I personally wouldn't use it if scent were added. The first rendition of quick-clean had a scent added and I thought it ruined the product. I definitely don't want a scented shaft or wrap for that matter. I wouldn't buy a special product for my leather wrap anyway, Pledge does a find job.

We do add a scent to the cleaner though. The reason is that people do not believe a cleaner works if it does not smell like one. Smell provokes opinions. Our earlier cleaner which was super and cleaned the shaft to better than new stunk like sulfur. We added a coconut scent to it. Anyway we never went to market with it because it left residue behind.

I don't know what scent you add, but it sure smells like garden variety acetone to me. It works pretty good, but it is not as good at what it does as slip-stic is at what it does. I wouldn't buy the cleaner again.
 
catscradle said:
I don't know what scent you add, but it sure smells like garden variety acetone to me. It works pretty good, but it is not as good at what it does as slip-stic is at what it does. I wouldn't buy the cleaner again.

It is only meant to be a surface layer cleaner we do not what to take chances on ruining cue shafts. We also did not what to leave any chemical traces behind and or to enter the wood.

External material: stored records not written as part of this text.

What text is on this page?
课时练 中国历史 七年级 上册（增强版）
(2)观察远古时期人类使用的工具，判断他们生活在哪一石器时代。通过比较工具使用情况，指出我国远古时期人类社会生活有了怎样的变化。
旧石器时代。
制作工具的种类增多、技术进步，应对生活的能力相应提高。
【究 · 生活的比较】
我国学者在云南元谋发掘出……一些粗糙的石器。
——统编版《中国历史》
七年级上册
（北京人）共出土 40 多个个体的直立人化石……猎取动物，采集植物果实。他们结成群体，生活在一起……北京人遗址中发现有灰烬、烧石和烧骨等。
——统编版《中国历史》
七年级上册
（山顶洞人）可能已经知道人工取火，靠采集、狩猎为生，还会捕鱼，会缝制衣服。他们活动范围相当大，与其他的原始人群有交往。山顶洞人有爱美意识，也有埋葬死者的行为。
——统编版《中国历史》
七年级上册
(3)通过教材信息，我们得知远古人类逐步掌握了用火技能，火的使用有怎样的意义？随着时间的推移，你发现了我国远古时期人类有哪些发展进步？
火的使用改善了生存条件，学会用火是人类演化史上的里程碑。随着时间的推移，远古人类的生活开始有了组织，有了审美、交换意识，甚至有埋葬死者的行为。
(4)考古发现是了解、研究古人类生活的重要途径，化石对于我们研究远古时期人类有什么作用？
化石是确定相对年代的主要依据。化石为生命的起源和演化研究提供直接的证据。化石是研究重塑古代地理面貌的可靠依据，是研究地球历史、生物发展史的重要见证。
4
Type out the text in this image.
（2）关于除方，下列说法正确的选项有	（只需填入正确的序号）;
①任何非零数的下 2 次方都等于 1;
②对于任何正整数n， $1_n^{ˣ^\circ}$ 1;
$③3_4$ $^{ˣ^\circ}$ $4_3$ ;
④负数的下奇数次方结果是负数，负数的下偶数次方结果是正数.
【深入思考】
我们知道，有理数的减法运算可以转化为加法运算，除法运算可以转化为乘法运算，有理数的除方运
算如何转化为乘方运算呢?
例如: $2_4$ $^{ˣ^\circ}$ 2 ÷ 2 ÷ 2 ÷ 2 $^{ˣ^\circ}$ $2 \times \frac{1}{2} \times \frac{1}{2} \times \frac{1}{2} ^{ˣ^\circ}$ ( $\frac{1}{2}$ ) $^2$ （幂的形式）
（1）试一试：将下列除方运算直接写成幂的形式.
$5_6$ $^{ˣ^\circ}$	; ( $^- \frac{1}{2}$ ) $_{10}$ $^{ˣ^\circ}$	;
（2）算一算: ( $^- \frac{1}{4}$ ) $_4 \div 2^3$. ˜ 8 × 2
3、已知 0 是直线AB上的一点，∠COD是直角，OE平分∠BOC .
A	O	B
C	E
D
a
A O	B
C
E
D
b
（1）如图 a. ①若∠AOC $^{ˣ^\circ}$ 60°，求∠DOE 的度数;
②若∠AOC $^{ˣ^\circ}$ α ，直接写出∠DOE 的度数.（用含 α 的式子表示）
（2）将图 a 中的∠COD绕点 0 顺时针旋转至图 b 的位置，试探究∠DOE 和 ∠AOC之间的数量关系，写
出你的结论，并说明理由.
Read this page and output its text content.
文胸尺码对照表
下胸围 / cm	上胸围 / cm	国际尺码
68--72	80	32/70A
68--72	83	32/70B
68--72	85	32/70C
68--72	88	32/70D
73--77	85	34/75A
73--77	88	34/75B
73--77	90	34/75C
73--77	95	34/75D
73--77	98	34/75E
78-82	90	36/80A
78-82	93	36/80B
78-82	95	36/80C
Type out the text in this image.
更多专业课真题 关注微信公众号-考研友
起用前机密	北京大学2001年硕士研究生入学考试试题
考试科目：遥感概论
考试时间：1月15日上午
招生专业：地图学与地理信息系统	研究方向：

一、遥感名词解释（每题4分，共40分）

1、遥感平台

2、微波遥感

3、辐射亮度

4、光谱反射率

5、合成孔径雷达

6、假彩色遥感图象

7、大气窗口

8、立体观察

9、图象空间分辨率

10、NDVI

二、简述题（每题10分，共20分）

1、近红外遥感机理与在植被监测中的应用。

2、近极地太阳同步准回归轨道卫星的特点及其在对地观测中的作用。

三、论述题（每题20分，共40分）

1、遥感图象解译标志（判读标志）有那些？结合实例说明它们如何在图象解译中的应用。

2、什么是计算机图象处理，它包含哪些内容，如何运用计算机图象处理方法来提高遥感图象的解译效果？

If you use a strong chemical based cleaner on your shaft, our cleaner will remove any residue so nothing is left behind to damage the wood.

Just so you know the cleaner has a super distilled heptanes base. (those that use lighter fluid would see similar results except that lighter fluid is somewhat dirty and some residue remains on the shaft).

We do have a cleaner that will make your shaft brand-spanking-new but it is chemically based. In your opinion, would you use a two step cleaning method? Step 1. A harsher chemical base but cleans completely. Step 2. Our existing cleaner to remove residues from step one.

Marketing says people like simple and 2 steps is too much, just interested in what you have to say.


What happens when harsh chemicals are left behind is that they create soft points in the shaft. This alters the flex points which adds to unwanted deflections. Cue shaft makers spent lots of money to develop more uniform flex and players spend lots of money for these shafts.

What people forget is that many polishers and cleaners are meant for finished furniture and not for bare (or almost) wood. Silicon especially should be kept far away from wood.
 
pete lafond said:
It is only meant to be a surface layer cleaner we do not what to take chances on ruining cue shafts. We also did not what to leave any chemical traces behind and or to enter the wood. If you use a strong chemical based cleaner on your shaft, our cleaner will remove any residue so nothing is left behind to damage the wood.

Just so you know the cleaner has a super distilled heptanes base. (those that use lighter fluid would see similar results except that lighter fluid is somewhat dirty and some residue remains on the shaft).

We do have a cleaner that will make your shaft brand-spanking-new but it is chemically based. In your opinion, would you use a two step cleaning method? Step 1. A harsher chemical base but cleans completely. Step 2. Our existing cleaner to remove residues from step one.

Marketing says people like simple and 2 steps is too much, just interested in what you have to say.


What happens when harsh chemicals are left behind is that they create soft points in the shaft. This alters the flex points which adds to unwanted deflections. Cue shaft makers spent lots of money to develop more uniform flex and players spend lots of money for these shafts.

What people forget is that many polishers and cleaners are meant for finished furniture and not for bare (or almost) wood. Silicon especially should be kept far away from wood.

I'd try a 2 step process and see how it worked, but I suspect your marketing people are right most people want it simple. Actually wouldn't it be a 3 step process because step 1 would really strip everything off the wood and you'd have to reseal or apply slip-stic, right?
I find a slightly damp paper towel is sufficient if I'm not sloppy when applying the chalk. If it gets really dirty I then do the Magic Eraser route. I also found Rain-x to do an excellent job of cleaning it, but I'm leery of using it because, as you mentioned, chemicals are bad for wood and I'm not sure what is in it.